FLUORIDE HAS BEEN PROPOSED as a therapy for the vertebral crush fracture syndrome for many years; such proposals have been based largely on the well-characterized syndrome of fluoride intoxication (fluorosis), which is marked by increased skeletal mass and sometimes exuberant bony overgrowths. For various reasons, including the inability to develop a patentable product, the clinical studies necessary to follow this lead and establish efficacy and safety have proceeded slowly. Nevertheless, much information on fluoride use in the treatment of the vertebral crush fracture syndrome has been amassed, and during the past 9 years fluoride therapy has been approved for this use in Austria, Belgium, France, Germany, Luxembourg, The Netherlands, Norway, and Switzerland. This report represents points of concurrence regarding the efficacy and safety of fluoride therapy and considerations relevant to patient management that were developed among conferees at the International Workshop on Fluoride and Bone, Niagara-on-the-Lake, Ontario, Canada, October 12-15, 1988. Involved in this conference were most of the investigators, worldwide, whose work was the basis for the approval of fluoride use in the European nations just listed.

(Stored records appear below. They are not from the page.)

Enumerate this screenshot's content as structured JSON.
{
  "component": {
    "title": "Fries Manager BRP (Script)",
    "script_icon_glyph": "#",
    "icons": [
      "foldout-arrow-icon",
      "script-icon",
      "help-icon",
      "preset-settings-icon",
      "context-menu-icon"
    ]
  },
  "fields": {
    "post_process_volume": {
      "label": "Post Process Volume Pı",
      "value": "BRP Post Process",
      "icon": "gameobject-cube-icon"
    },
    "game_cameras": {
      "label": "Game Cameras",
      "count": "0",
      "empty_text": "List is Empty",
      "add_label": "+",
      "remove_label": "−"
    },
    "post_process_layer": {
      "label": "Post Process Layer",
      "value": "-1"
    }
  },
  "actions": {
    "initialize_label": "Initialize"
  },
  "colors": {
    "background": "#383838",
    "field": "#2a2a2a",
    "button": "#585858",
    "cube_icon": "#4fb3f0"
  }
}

Hence, although the conference concentrated mainly on data not previously available, the conferees were also familiar with the evidence on which the earlier approvals had been made. In evaluating the available studies, especially regarding efficacy, the panel convened to articulate a consensus statement that paid particular attention to the criteria respecting quality of evidence developed by the Canadian Task Force on the Periodic Health Examination, 1988, and the United States Preventive Services Task Force, 1988.